The fair, which began Thursday night Toledo time and runs until Wednesday, includes 2,500 investors. “They knew that we are here and we are the only representatives from a U.S. city,” Mr. Bell said via telephone from China.

The mayor and about 20 local businessmen left Tuesday at 12:25 p.m. from Detroit and arrived in Hong Kong at 11 a.m. Toledo time the next day. The trip included a four-hour layover in Seoul.

Mr. Bell said his first full day in Shenzhen, a major commerce city near Hong Kong, was spent meeting with Chinese investors who had traveled to Toledo in September for the 5 Lakes Global Economic Forum coordinated by the Regional Growth Partnership and 5 Lakes Global Group Ltd., a consulting group headed by Simon Guo, a Chinese translator, deal broker, and Toledo-area resident who repeatedly has brought Chinese investors to the region.

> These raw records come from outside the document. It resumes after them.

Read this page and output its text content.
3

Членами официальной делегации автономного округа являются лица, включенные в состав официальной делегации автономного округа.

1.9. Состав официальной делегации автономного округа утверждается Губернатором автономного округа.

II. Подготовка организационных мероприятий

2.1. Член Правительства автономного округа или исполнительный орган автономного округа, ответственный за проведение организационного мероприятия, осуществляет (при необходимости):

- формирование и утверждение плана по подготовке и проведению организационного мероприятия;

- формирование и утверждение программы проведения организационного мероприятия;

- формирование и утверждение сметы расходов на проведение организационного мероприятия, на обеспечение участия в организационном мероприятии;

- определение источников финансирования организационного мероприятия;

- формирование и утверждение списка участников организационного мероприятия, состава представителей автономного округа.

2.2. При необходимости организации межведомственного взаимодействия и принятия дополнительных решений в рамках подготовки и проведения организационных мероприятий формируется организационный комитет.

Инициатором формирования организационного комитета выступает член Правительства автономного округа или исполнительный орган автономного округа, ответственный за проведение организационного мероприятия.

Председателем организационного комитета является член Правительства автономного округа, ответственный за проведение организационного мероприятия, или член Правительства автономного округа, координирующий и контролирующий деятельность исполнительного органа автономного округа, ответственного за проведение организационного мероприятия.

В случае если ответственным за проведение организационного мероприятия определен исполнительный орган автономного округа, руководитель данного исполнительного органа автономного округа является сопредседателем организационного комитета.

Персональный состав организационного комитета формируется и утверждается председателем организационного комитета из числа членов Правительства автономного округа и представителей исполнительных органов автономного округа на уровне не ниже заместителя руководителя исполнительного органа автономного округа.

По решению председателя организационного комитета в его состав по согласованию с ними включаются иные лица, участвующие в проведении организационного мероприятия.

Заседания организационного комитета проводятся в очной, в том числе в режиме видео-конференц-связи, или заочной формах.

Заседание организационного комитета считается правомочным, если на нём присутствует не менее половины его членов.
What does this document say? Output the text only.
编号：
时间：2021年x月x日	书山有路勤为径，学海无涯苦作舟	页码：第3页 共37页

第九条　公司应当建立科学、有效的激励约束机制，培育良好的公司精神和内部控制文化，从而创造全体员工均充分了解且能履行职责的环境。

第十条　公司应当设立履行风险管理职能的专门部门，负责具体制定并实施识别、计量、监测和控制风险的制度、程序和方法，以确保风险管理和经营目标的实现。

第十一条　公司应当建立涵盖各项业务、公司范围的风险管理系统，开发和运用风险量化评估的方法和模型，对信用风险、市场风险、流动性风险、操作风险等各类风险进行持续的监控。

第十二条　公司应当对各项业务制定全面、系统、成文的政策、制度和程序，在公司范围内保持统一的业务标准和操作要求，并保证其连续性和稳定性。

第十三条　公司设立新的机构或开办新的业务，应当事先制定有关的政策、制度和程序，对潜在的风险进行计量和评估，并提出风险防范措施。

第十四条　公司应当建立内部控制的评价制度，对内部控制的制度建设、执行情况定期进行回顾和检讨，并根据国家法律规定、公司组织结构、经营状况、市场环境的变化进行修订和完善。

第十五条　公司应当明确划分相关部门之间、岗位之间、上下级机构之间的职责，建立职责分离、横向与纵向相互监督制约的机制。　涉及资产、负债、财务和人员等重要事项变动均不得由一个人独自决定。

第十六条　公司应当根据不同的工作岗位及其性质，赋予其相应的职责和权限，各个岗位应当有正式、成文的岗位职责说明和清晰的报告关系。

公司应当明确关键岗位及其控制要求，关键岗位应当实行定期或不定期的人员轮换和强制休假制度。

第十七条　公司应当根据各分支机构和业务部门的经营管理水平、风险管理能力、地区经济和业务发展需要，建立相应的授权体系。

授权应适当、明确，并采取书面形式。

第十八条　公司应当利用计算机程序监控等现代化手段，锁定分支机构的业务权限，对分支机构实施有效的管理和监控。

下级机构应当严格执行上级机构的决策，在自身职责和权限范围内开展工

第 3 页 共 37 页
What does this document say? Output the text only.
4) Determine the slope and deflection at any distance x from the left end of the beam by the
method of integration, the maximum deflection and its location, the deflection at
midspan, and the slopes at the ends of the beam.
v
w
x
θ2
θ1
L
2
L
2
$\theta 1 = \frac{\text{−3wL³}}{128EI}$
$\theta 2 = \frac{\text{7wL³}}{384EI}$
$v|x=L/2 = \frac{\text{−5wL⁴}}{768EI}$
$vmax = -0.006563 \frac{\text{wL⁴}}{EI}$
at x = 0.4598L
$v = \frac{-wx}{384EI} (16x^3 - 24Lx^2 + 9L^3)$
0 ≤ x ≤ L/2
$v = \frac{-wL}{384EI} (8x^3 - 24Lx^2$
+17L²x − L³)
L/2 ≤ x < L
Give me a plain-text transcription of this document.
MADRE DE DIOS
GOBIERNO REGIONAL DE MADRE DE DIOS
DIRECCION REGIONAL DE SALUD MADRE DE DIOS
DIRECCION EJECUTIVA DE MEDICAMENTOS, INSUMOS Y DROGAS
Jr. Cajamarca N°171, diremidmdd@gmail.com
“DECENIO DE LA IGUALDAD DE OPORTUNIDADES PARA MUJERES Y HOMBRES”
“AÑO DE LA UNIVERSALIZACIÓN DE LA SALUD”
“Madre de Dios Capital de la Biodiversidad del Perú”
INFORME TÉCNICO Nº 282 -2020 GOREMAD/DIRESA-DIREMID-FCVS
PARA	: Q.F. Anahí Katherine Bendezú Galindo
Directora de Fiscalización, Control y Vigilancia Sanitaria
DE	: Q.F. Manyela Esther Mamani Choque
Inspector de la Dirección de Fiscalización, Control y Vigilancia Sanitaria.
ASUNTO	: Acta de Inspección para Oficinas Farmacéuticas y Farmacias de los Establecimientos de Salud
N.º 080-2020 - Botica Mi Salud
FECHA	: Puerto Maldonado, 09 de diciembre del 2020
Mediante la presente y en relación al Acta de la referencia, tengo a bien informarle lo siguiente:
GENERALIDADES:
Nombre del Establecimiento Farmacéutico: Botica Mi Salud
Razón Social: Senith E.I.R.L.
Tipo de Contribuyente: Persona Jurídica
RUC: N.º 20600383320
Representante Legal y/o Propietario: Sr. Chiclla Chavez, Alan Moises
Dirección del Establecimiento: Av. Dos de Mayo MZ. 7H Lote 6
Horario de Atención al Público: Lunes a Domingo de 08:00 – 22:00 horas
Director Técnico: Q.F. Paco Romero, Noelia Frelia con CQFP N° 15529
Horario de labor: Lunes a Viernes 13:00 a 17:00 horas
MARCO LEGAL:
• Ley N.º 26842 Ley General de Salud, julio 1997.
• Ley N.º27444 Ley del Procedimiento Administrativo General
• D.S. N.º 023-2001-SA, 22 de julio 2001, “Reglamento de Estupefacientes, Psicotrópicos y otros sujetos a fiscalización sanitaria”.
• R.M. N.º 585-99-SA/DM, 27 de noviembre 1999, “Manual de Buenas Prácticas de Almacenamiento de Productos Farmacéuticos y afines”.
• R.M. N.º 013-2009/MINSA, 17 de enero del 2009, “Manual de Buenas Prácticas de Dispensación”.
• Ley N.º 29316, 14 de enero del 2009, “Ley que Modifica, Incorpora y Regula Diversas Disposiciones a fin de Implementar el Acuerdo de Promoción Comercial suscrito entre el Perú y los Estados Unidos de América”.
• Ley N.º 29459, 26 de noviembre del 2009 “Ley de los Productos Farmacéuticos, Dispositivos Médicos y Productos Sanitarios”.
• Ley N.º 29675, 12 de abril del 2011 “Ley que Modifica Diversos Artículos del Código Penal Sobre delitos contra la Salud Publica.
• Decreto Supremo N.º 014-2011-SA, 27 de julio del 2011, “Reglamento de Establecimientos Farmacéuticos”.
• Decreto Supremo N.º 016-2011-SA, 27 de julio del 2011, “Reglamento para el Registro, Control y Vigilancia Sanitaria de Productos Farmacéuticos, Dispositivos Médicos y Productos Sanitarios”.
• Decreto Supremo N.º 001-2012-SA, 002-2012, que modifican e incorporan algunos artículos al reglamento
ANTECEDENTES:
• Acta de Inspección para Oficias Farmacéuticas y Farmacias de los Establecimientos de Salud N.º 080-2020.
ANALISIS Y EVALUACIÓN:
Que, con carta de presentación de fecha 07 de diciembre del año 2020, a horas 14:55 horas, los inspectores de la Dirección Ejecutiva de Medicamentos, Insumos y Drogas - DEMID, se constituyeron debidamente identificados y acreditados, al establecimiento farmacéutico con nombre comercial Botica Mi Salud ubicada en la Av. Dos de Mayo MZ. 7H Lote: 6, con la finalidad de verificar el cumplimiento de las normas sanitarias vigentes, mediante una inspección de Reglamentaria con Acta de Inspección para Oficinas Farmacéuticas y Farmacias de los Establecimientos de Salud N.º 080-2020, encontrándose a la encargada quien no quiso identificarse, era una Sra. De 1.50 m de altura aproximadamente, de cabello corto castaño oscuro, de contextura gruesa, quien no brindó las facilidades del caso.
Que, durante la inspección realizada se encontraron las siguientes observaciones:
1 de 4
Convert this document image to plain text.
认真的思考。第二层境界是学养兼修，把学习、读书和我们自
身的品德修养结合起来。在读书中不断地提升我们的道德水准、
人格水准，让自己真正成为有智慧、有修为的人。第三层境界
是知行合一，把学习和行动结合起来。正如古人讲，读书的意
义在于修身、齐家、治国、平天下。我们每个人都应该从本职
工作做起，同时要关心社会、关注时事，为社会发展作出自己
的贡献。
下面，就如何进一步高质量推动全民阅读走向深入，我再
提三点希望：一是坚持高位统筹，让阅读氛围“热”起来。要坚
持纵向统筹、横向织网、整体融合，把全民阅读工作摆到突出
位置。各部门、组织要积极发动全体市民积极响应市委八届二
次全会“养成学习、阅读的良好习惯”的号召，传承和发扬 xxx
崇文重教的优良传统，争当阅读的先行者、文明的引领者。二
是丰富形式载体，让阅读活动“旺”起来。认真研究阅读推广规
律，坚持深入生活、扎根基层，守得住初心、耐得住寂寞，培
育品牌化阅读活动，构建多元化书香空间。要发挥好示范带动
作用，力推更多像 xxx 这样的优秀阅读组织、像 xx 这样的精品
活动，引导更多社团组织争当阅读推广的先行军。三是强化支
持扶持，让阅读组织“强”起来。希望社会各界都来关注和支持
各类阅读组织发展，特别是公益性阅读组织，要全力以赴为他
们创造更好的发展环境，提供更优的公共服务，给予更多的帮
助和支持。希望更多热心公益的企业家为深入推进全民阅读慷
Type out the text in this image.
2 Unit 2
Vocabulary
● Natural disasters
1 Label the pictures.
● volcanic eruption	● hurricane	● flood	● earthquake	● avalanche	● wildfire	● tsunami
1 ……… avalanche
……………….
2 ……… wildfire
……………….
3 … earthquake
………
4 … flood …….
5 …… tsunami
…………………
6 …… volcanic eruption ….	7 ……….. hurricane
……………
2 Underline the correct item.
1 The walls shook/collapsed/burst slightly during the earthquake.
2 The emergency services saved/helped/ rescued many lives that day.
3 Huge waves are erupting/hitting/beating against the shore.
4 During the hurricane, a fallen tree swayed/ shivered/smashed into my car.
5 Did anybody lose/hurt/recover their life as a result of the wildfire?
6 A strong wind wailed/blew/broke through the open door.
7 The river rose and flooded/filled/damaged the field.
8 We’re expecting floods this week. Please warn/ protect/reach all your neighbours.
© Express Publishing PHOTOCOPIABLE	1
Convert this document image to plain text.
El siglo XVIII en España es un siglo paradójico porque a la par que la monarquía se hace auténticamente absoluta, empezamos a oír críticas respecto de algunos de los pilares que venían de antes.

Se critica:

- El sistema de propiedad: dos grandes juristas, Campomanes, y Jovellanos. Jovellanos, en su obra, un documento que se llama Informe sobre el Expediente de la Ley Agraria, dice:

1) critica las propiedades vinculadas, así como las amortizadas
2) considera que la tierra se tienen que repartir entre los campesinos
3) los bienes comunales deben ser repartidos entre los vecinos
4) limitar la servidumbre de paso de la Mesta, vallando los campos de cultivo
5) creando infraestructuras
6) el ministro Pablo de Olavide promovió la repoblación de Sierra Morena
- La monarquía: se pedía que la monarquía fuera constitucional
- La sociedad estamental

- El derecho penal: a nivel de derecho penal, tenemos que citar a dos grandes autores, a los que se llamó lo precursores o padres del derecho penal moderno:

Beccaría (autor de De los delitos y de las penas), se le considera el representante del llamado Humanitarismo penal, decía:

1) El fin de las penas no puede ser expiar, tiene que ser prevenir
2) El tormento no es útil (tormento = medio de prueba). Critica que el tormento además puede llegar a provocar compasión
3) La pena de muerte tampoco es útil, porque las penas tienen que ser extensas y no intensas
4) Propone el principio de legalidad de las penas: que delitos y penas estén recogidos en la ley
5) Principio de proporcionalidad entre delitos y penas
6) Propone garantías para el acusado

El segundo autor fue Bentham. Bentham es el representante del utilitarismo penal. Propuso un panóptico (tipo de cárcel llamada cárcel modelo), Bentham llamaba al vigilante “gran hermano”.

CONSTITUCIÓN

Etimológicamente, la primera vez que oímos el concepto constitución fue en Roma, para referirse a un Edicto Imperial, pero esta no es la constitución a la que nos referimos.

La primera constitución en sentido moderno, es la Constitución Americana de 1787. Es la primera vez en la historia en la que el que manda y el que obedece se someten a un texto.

Mr. Guo was among the team who introduced Mayor Bell to investors from China who ultimately purchased The Docks complex and land in the Marina District.

“I am hearing how impressed they were with Toledo, and some of them went to other, larger [U.S.] cities after Toledo and they preferred Toledo,” Mr. Bell said. “Once they got there, they found it more comfortable and from a business standpoint, they found it could be an asset with the railroads, the lake, and things like the museum.”

Toledo’s 5 Lakes Global Group will maintain a booth at the China Hi-Tech Fair while Mayor Bell and some of the delegates on the trip travel to other cities for meetings.

Mr. Bell’s spokesman, Jen Sorgenfrei, said the itinerary changed after they arrived.

The mayor heads next to Yangzhong, Zhenjiang, Pujiang, and Shanghai before flying back to the United States.

This trade mission to China is the mayor’s fourth.

Also on the trip from the city will be Dean Monske, president of the Regional Growth Partnership, and Paul Zito, the RGP’s vice president of international development. The city didn’t pay for their trips, Ms. Sorgenfrei said.